IDXChannel - Produksi bahan bakar bioetanol untuk campuran bahan bakar minyak (BBM) jenis bensin di Indonesia masih memerlukan waktu. Pasalnya, bahan baku bahan bakar nol kandungan sulfur tersebut masih harus diimpor dari negara luar.
Direktur Perencanaan Strategis dan Pengembangan Bisnis di Pertamina New & Renewable Energy (NRE) Fadli Rahman mengatakan, perlu kepastian ketersediaan bahan baku bioetanol yang mayoritas berasal dari tebu atau jagung. Untuk itu, pengembangan sumber energi berupa bioetanol tidak bisa dilakukan secara masif karena akan berhadapan dengan kepentingan bahan pangan nasional.
"Bioetnol memang bisa mengurangi impor BBM, emisi, tapi yang harus kita lihat juga bahwa bioetanol berasal dari jagung, gula, yang semuanya impor. Jadi kurang semua bahan-bahannya dan akhirnya berperang sama ketahanan pangan," ujar Fadli saat ditemui di iNews Tower, Jakarta, Rabu (18/9/2024).
Selain karena kurangnya ketersediaan bahan baku, produksi bioetanol di Indonesia sulit dilakukan karena belum adanya industri yang masif. Selain itu, dia menyebut butuh waktu yang cukup lama untuk bisa meramu bioetanol secara sempurna.
"Itu butuh waktu bisa 20 tahun. Jadi, memang jika ada opsi akuisisi (produsen bioetanol) itu penting untuk memastikan adanya pasokan," kata Fadli.
Untuk diketahui, implementasi bioetanol sebagai campuran bahan bakar minyak (BBM) telah dimulai oleh Pertamina melalui peluncuran produk Pertamax Green 95 pada 2023. Langkah ini sejalan dengan rencana pemerintah untuk mengurangi Emisi Gas Rumah Kaca (GRK) di sektor transportasi melalui penyediaan Bahan Bakar Nabati (BBN).

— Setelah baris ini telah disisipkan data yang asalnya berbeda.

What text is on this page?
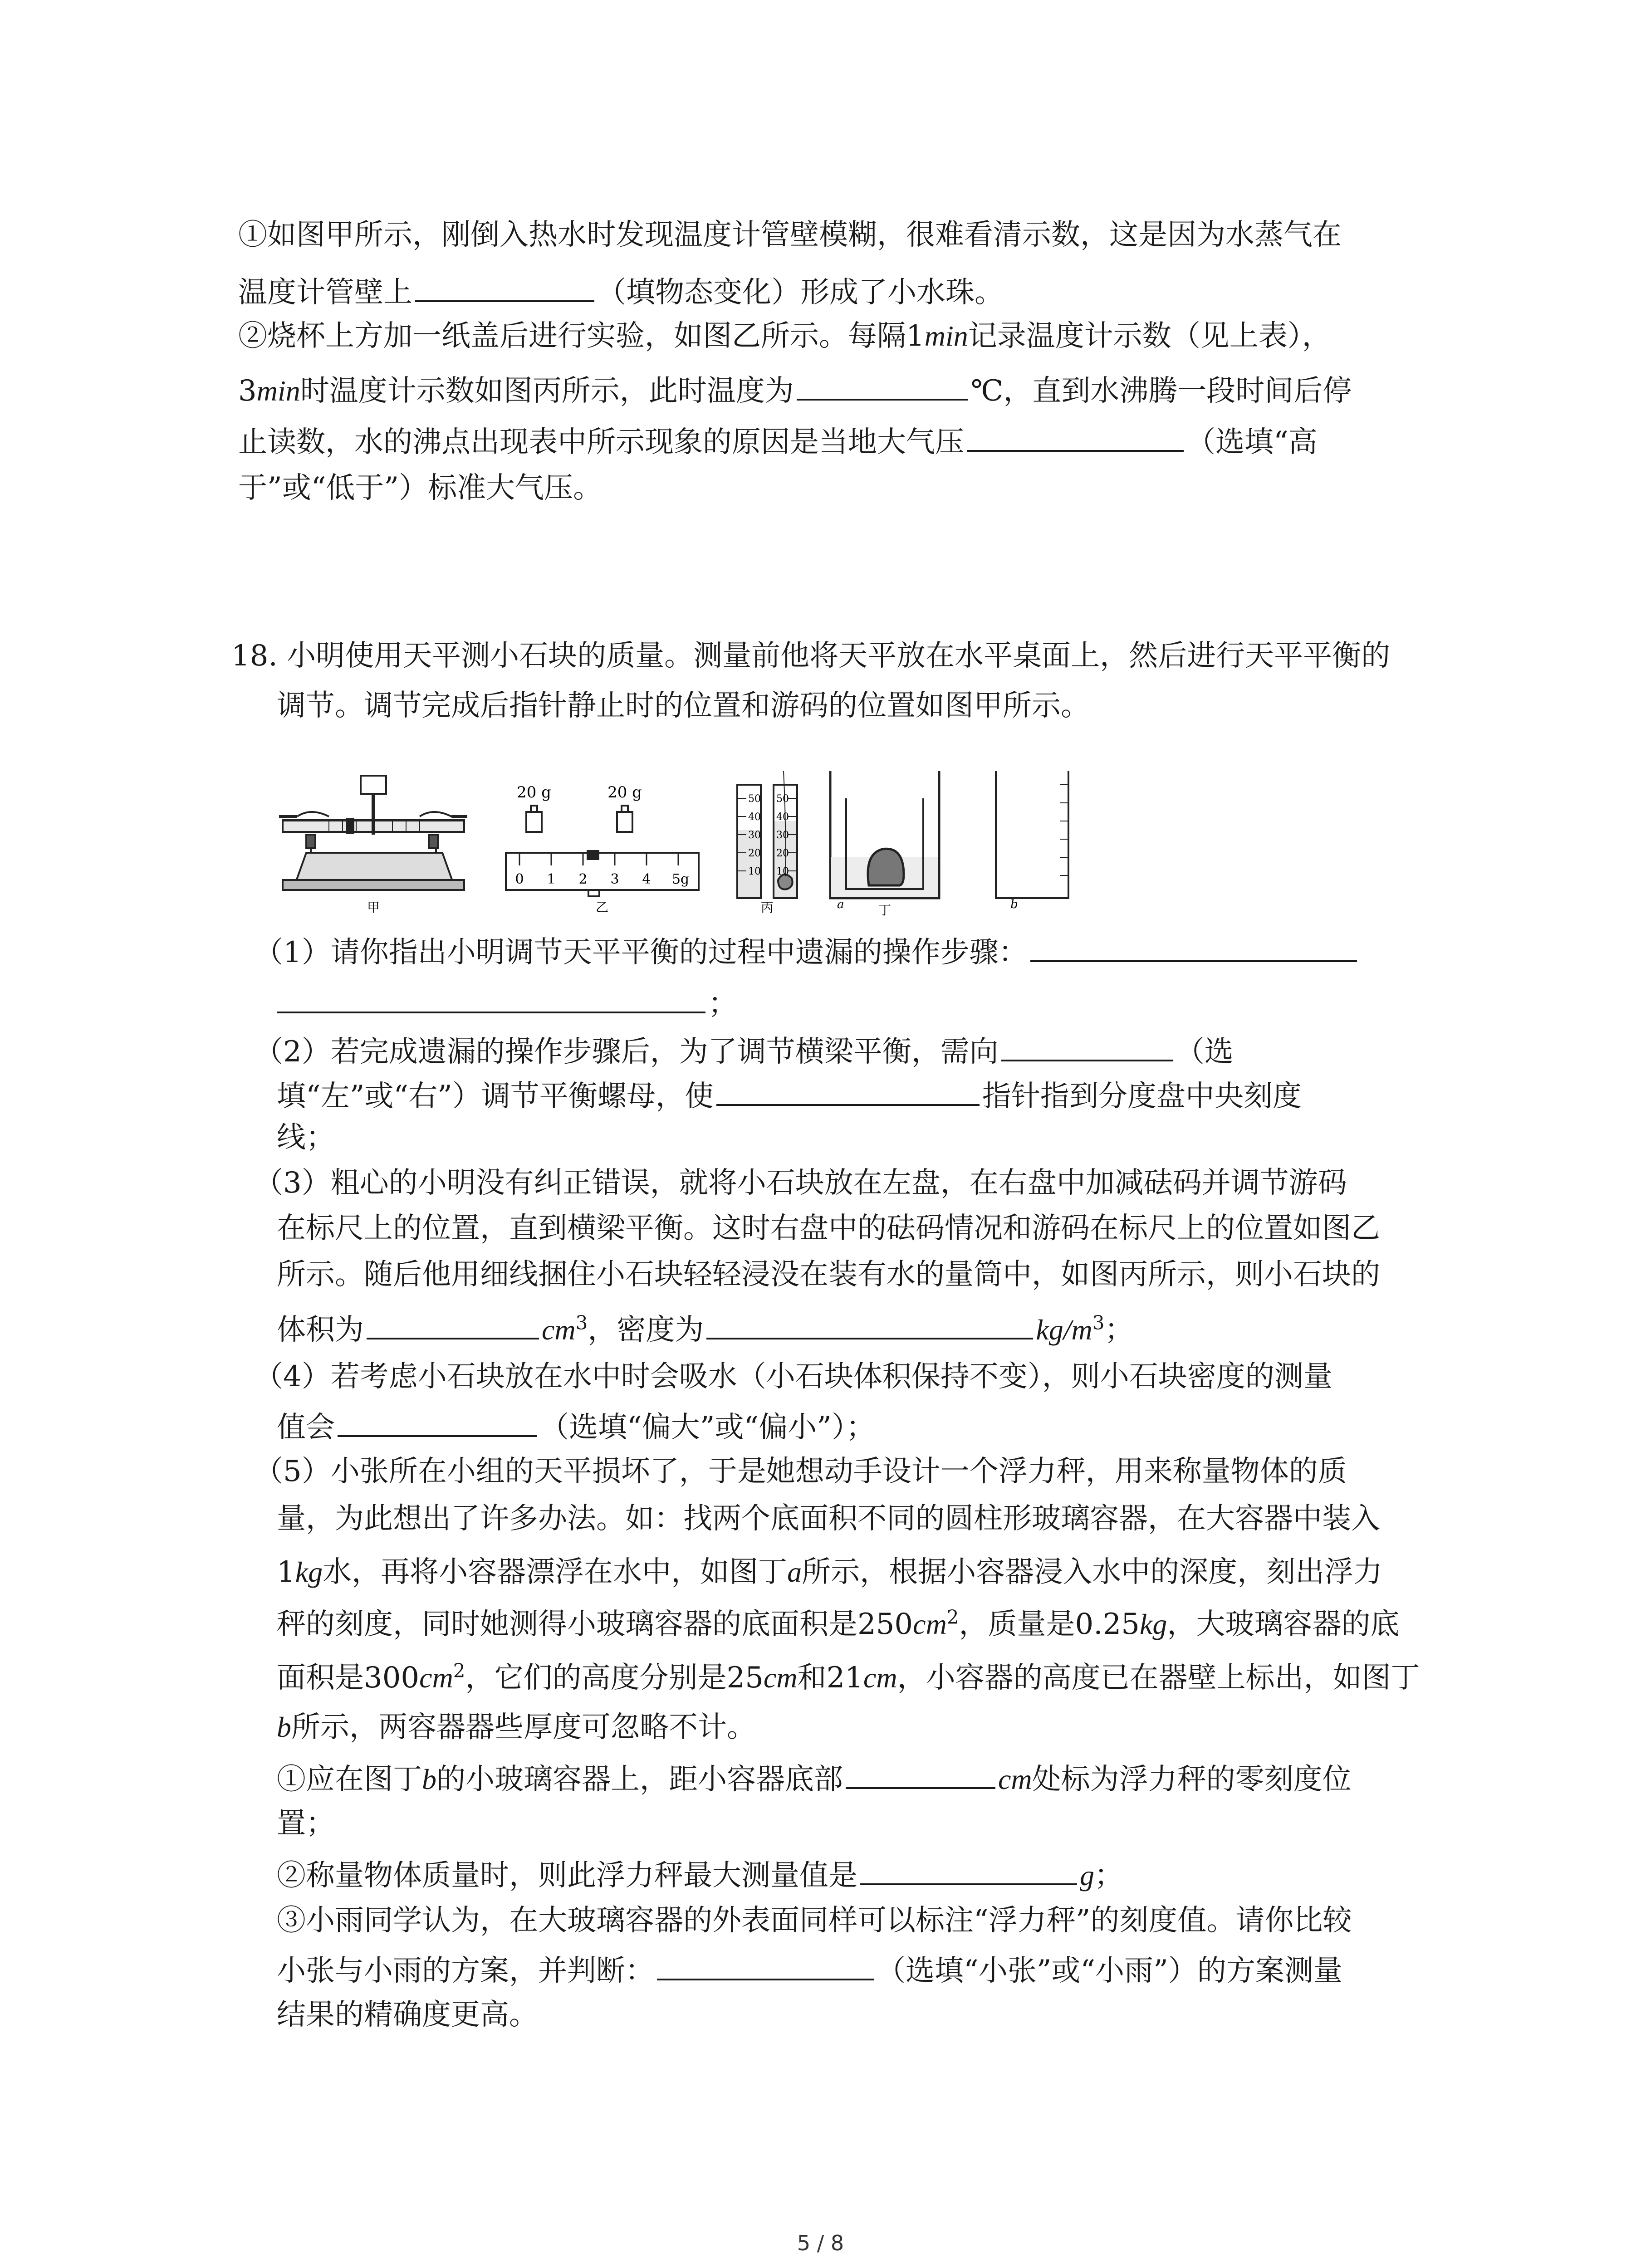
①如图甲所示，刚倒入热水时发现温度计管壁模糊，很难看清示数，这是因为水蒸气在
温度计管壁上	（填物态变化）形成了小水珠。
②烧杯上方加一纸盖后进行实验，如图乙所示。每隔1min记录温度计示数（见上表），
3min时温度计示数如图丙所示，此时温度为	℃，直到水沸腾一段时间后停
止读数，水的沸点出现表中所示现象的原因是当地大气压	（选填“高
于”或“低于”）标准大气压。
18. 小明使用天平测小石块的质量。测量前他将天平放在水平桌面上，然后进行天平平衡的
调节。调节完成后指针静止时的位置和游码的位置如图甲所示。
甲
20 g	20 g
0 1 2 3 4 5g
乙
50
40
30
20
10
50
40
30
20
10
丙	a	丁	b
（1）请你指出小明调节天平平衡的过程中遗漏的操作步骤：
；
（2）若完成遗漏的操作步骤后，为了调节横梁平衡，需向	（选
填“左”或“右”）调节平衡螺母，使	指针指到分度盘中央刻度
线；
（3）粗心的小明没有纠正错误，就将小石块放在左盘，在右盘中加减砝码并调节游码
在标尺上的位置，直到横梁平衡。这时右盘中的砝码情况和游码在标尺上的位置如图乙
所示。随后他用细线捆住小石块轻轻浸没在装有水的量筒中，如图丙所示，则小石块的
体积为	$cm^3$，密度为	$kg/m^3$；
（4）若考虑小石块放在水中时会吸水（小石块体积保持不变），则小石块密度的测量
值会	（选填“偏大”或“偏小”）；
（5）小张所在小组的天平损坏了，于是她想动手设计一个浮力秤，用来称量物体的质
量，为此想出了许多办法。如：找两个底面积不同的圆柱形玻璃容器，在大容器中装入
1kg水，再将小容器漂浮在水中，如图丁a所示，根据小容器浸入水中的深度，刻出浮力
秤的刻度，同时她测得小玻璃容器的底面积是$250cm^2$，质量是0.25kg，大玻璃容器的底
面积是$300cm^2$，它们的高度分别是25cm和21cm，小容器的高度已在器壁上标出，如图丁
b所示，两容器器些厚度可忽略不计。
①应在图丁b的小玻璃容器上，距小容器底部	cm处标为浮力秤的零刻度位
置；
②称量物体质量时，则此浮力秤最大测量值是	g；
③小雨同学认为，在大玻璃容器的外表面同样可以标注“浮力秤”的刻度值。请你比较
小张与小雨的方案，并判断：	（选填“小张”或“小雨”）的方案测量
结果的精确度更高。
5 / 8
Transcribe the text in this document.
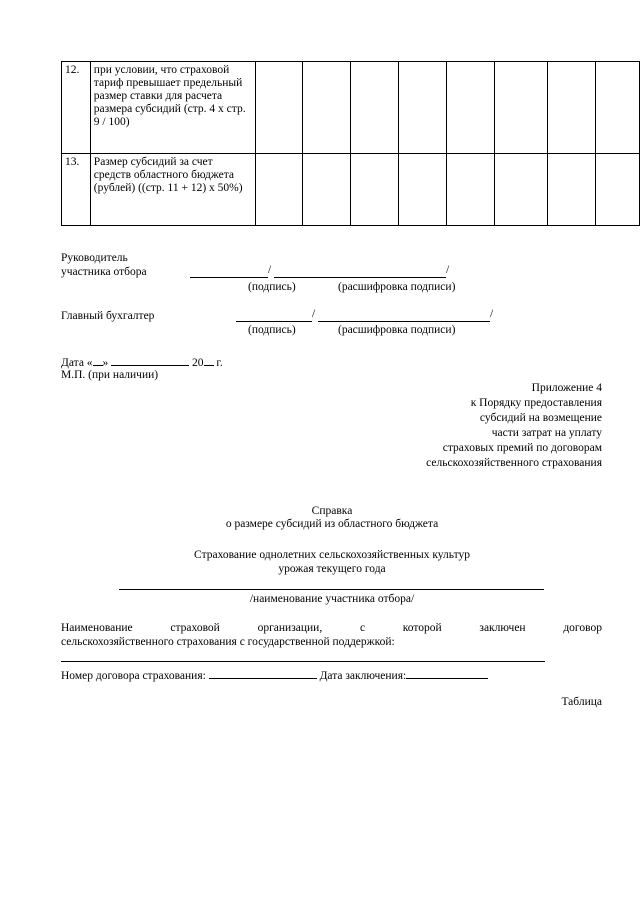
12.	при условии, что страховой тариф превышает предельный размер ставки для расчета размера субсидий (стр. 4 х стр. 9 / 100)								
13.	Размер субсидий за счет средств областного бюджета (рублей) ((стр. 11 + 12) х 50%)								
Руководитель
участника отбора	/	/
(подпись)	(расшифровка подписи)
Главный бухгалтер	/	/
(подпись)	(расшифровка подписи)
Дата « »	20 г.
М.П. (при наличии)
Приложение 4
к Порядку предоставления
субсидий на возмещение
части затрат на уплату
страховых премий по договорам
сельскохозяйственного страхования
Справка
о размере субсидий из областного бюджета
Страхование однолетних сельскохозяйственных культур
урожая текущего года
/наименование участника отбора/
Наименование	страховой	организации,	с	которой	заключен	договор
сельскохозяйственного страхования с государственной поддержкой:
Номер договора страхования:	Дата заключения:
Таблица
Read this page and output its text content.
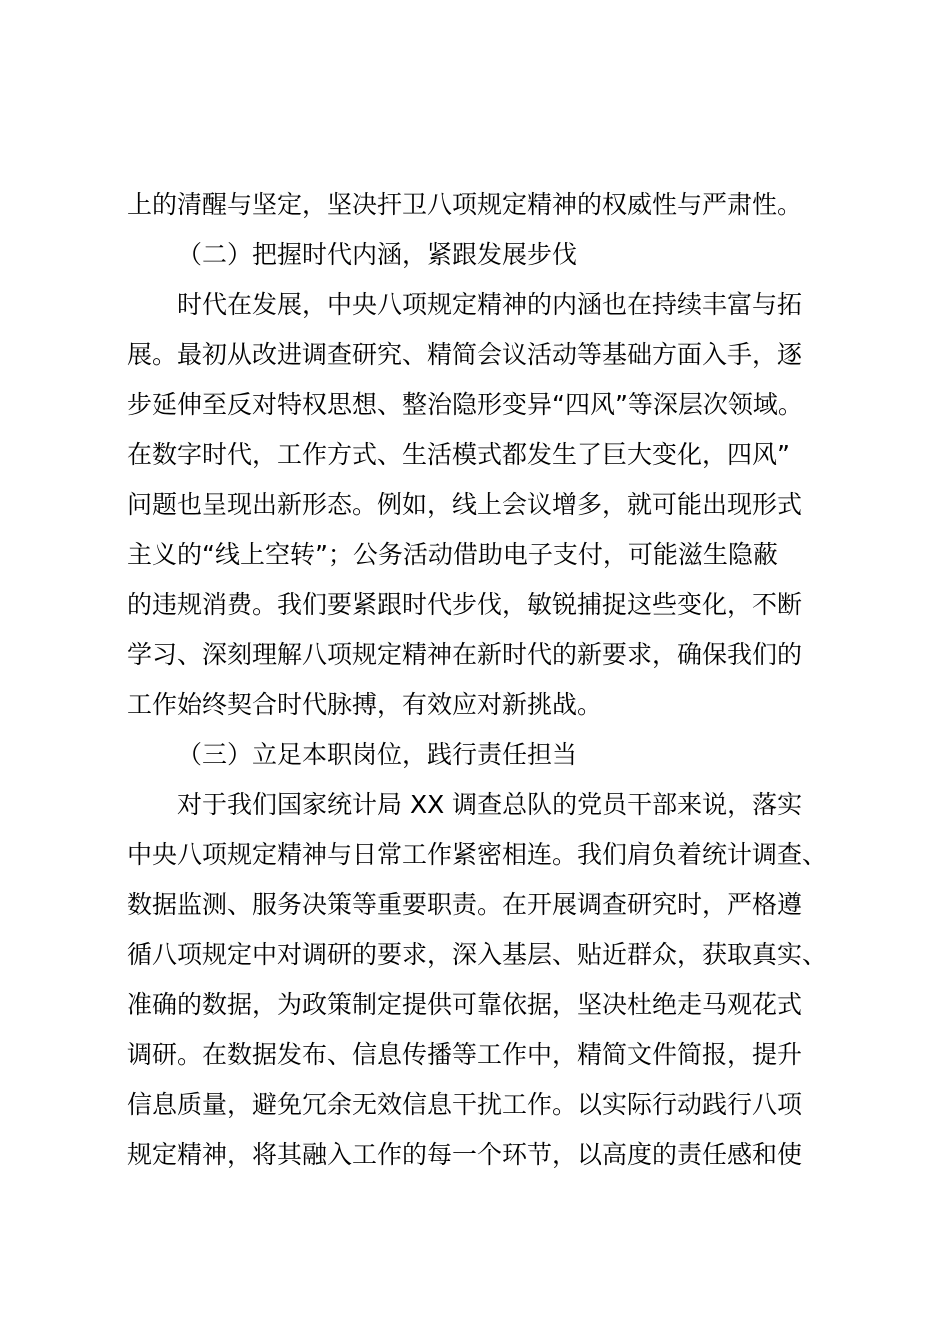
上的清醒与坚定，坚决扞卫八项规定精神的权威性与严肃性。
（二）把握时代内涵，紧跟发展步伐
时代在发展，中央八项规定精神的内涵也在持续丰富与拓
展。最初从改进调查研究、精简会议活动等基础方面入手，逐
步延伸至反对特权思想、整治隐形变异“四风”等深层次领域。
在数字时代，工作方式、生活模式都发生了巨大变化，四风”
问题也呈现出新形态。例如，线上会议增多，就可能出现形式
主义的“线上空转”；公务活动借助电子支付，可能滋生隐蔽
的违规消费。我们要紧跟时代步伐，敏锐捕捉这些变化，不断
学习、深刻理解八项规定精神在新时代的新要求，确保我们的
工作始终契合时代脉搏，有效应对新挑战。
（三）立足本职岗位，践行责任担当
对于我们国家统计局 XX 调查总队的党员干部来说，落实
中央八项规定精神与日常工作紧密相连。我们肩负着统计调查、
数据监测、服务决策等重要职责。在开展调查研究时，严格遵
循八项规定中对调研的要求，深入基层、贴近群众，获取真实、
准确的数据，为政策制定提供可靠依据，坚决杜绝走马观花式
调研。在数据发布、信息传播等工作中，精简文件简报，提升
信息质量，避免冗余无效信息干扰工作。以实际行动践行八项
规定精神，将其融入工作的每一个环节，以高度的责任感和使
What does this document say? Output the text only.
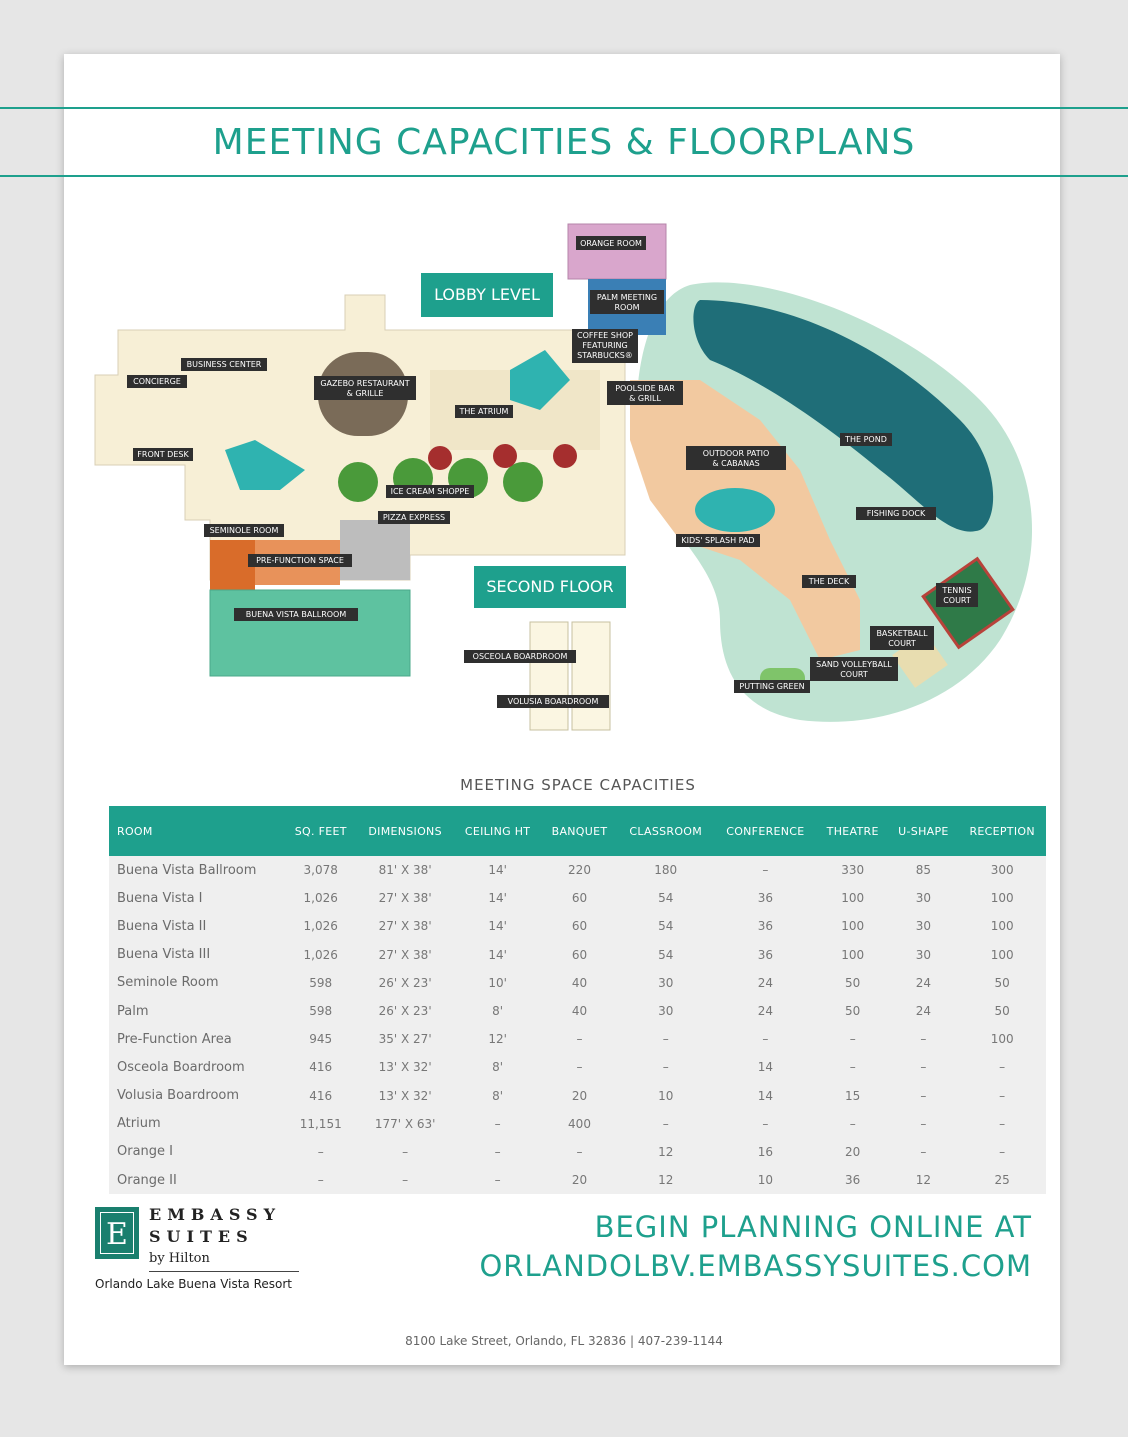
MEETING CAPACITIES & FLOORPLANS
ORANGE ROOM
PALM MEETING
ROOM
COFFEE SHOP
FEATURING
STARBUCKS®
BUSINESS CENTER
CONCIERGE	GAZEBO RESTAURANT
& GRILLE
THE ATRIUM
POOLSIDE BAR
& GRILL
FRONT DESK	OUTDOOR PATIO
& CABANAS
THE POND
ICE CREAM SHOPPE
PIZZA EXPRESS	FISHING DOCK
SEMINOLE ROOM
KIDS' SPLASH PAD
PRE-FUNCTION SPACE
THE DECK
TENNIS
COURT
BUENA VISTA BALLROOM
BASKETBALL
COURT
OSCEOLA BOARDROOM
SAND VOLLEYBALL
COURT
PUTTING GREEN
VOLUSIA BOARDROOM
LOBBY LEVEL
SECOND FLOOR
MEETING SPACE CAPACITIES
ROOM	SQ. FEET	DIMENSIONS	CEILING HT	BANQUET	CLASSROOM	CONFERENCE	THEATRE	U-SHAPE	RECEPTION
Buena Vista Ballroom	3,078	81' X 38'	14'	220	180	–	330	85	300
Buena Vista I	1,026	27' X 38'	14'	60	54	36	100	30	100
Buena Vista II	1,026	27' X 38'	14'	60	54	36	100	30	100
Buena Vista III	1,026	27' X 38'	14'	60	54	36	100	30	100
Seminole Room	598	26' X 23'	10'	40	30	24	50	24	50
Palm	598	26' X 23'	8'	40	30	24	50	24	50
Pre-Function Area	945	35' X 27'	12'	–	–	–	–	–	100
Osceola Boardroom	416	13' X 32'	8'	–	–	14	–	–	–
Volusia Boardroom	416	13' X 32'	8'	20	10	14	15	–	–
Atrium	11,151	177' X 63'	–	400	–	–	–	–	–
Orange I	–	–	–	–	12	16	20	–	–
Orange II	–	–	–	20	12	10	36	12	25
E
EMBASSY
SUITES
by Hilton
Orlando Lake Buena Vista Resort
BEGIN PLANNING ONLINE AT
ORLANDOLBV.EMBASSYSUITES.COM
8100 Lake Street, Orlando, FL 32836 | 407-239-1144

Pemerintah mendorong penggunaan bioetanol sebagai bahan bakar transportasi dengan harapan langkah ini dapat mengurangi impor BBM nasional, menciptakan lapangan kerja baru, meningkatkan Produk Domestik Bruto (PDB), serta berkontribusi pada penurunan emisi dalam jangka panjang.